We’ll skip this scale-to-a-certain-date step with our example (see the Patterns Vignetter for an example of how this is done), but I will provide some code for doing a year-on-year adjustment, in case you want to combine multiple years of data to see how much more at-home we are this year than last year.
# let's pretend we have another year by just duplicating the data we have
fake_lastyear <- data.table::copy(distancing)
fake_lastyear[,date := date - lubridate::years(1)]
fake_lastyear[,shrunk_stay_home := shrunk_stay_home - runif(45158, max = .02)]
fake_lastyear <- rbind(distancing, fake_lastyear)
fake_lastyear_scaled <- scale_yoy(fake_lastyear,
yoy_vars = 'shrunk_stay_home',
by = c('state_fips','county_fips'))
# Notice the "2019" data has no growth since we din't give it 2018 data to grow from
fake_lastyear_scaled[,c('date','state_fips','county_fips','shrunk_stay_home','shrunk_stay_home_lag','shrunk_stay_home_YOY')]
#> date state_fips county_fips shrunk_stay_home shrunk_stay_home_lag
#> 1: 2019-06-01 01 001 0.2225649 NA
#> 2: 2019-06-02 01 001 0.2199512 NA
#> 3: 2019-06-03 01 001 0.1865503 NA
#> 4: 2019-06-04 01 001 0.1976422 NA
#> 5: 2019-06-05 01 001 0.1932117 NA
#> ---
#> 90312: 2020-06-10 78 030 0.2962983 0.2785883
#> 90313: 2020-06-11 78 030 0.2995778 0.2821803
#> 90314: 2020-06-12 78 030 0.2693960 0.2683497
#> 90315: 2020-06-13 78 030 0.3269283 0.3210544
#> 90316: 2020-06-14 78 030 0.3441301 0.3410606
#> shrunk_stay_home_YOY
#> 1: NA
#> 2: NA
#> 3: NA
#> 4: NA
#> 5: NA
#> ---
#> 90312: 0.063570791
#> 90313: 0.061654063
#> 90314: 0.003899023
#> 90315: 0.018295575
#> 90316: 0.008999834
Let’s bring in the state and county names for nice labeling
Let’s take a look at the five boroughs of New York!

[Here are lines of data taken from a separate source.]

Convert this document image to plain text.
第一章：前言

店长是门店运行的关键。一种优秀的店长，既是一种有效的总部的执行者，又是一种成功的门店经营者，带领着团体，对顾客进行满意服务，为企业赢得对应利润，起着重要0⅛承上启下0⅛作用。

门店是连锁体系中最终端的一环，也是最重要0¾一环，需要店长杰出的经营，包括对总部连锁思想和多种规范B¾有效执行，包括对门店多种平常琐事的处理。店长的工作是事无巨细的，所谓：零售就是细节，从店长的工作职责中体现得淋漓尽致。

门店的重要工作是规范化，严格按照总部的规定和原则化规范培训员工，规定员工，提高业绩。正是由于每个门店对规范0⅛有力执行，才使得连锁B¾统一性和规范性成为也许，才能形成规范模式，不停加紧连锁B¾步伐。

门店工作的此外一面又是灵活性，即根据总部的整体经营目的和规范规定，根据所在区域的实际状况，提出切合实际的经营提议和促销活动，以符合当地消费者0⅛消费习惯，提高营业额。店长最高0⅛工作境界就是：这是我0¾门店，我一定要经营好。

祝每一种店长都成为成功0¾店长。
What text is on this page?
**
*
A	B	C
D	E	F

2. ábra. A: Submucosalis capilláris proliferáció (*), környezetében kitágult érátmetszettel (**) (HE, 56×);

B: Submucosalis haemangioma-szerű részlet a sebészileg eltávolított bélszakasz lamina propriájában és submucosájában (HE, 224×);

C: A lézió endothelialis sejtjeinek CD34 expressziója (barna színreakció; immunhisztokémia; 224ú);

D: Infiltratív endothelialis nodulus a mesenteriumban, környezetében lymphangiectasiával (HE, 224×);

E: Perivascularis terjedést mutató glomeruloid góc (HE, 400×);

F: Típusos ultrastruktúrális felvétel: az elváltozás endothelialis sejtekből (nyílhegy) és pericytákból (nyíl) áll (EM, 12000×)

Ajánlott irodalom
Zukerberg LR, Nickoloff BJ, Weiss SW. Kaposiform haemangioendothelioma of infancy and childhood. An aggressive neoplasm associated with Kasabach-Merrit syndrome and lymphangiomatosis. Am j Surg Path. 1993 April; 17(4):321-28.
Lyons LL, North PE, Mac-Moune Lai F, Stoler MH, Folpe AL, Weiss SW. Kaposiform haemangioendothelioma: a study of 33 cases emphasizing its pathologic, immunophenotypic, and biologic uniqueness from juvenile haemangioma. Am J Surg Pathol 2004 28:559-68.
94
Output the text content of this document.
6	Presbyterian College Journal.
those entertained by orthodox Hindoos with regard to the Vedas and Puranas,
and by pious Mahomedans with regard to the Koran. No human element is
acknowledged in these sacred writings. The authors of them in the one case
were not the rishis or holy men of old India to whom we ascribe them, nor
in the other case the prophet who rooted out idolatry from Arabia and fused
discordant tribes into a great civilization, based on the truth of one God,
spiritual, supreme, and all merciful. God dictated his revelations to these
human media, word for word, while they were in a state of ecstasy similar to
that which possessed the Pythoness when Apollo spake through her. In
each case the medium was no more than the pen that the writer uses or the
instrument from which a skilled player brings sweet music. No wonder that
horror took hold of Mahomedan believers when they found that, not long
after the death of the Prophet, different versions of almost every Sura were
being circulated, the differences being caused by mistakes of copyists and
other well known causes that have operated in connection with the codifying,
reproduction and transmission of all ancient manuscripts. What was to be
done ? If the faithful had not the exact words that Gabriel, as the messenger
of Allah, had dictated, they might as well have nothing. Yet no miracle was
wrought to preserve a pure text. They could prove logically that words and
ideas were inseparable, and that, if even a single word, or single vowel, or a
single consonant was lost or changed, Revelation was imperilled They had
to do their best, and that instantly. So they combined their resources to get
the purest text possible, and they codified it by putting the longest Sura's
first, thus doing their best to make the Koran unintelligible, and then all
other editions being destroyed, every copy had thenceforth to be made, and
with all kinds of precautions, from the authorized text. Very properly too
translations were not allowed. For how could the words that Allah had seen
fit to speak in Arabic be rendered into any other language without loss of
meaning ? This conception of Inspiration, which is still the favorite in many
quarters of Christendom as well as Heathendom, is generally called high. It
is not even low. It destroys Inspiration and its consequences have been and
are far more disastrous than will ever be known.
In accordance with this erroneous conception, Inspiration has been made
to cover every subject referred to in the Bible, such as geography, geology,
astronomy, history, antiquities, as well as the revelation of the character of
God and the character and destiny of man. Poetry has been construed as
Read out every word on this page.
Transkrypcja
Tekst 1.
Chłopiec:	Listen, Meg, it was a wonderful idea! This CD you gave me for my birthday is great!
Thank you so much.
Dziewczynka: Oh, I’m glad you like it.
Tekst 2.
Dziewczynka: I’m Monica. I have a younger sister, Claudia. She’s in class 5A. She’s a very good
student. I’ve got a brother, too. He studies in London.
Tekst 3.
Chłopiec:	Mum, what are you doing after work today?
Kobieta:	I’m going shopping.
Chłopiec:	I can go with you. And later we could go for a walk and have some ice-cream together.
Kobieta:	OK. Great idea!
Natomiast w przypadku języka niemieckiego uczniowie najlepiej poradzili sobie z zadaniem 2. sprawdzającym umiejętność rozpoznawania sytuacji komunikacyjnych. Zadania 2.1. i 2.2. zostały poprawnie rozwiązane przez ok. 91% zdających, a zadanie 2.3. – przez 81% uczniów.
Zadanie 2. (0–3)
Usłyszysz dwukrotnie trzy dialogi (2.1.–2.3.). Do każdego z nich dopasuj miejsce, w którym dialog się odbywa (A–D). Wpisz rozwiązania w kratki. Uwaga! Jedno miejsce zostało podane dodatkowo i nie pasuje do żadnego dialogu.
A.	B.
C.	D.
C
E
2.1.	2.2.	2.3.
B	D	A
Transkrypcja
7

distancing[statename == 'New York' &
countyname %in% paste(c('New York',
'Kings',
'Queens',
'Bronx',
'Richmond'),'County')] %>%
ggplot2::ggplot(ggplot2::aes(x = date, y = shrunk_stay_home, color = countyname, label = countyname)) +
ggplot2::geom_line(size = 1.5) +
directlabels::geom_dl(ggplot2::aes(x = date + .25), method = list('last.bumpup', cex = 1.1)) +
ggplot2::scale_y_continuous(labels = scales::percent) +
ggplot2::scale_x_date(limits = c(min(distancing$date) + 4,max(distancing$date) + 4)) +
ggplot2::guides(color = 'none') +
ggplot2::theme_minimal() +
ggplot2::labs(x = "Date", y = "Proportion Staying Home",
title = "SafeGraph: Stay-at-Home Rates in New York City") +
ggplot2::theme(panel.grid.major.x = ggplot2::element_blank(),
panel.grid.minor.x = ggplot2::element_blank(),
text = ggplot2::element_text(size = 14))
#> Warning: Removed 20 row(s) containing missing values (geom_path).
#> Warning: Removed 20 rows containing missing values (geom_dl).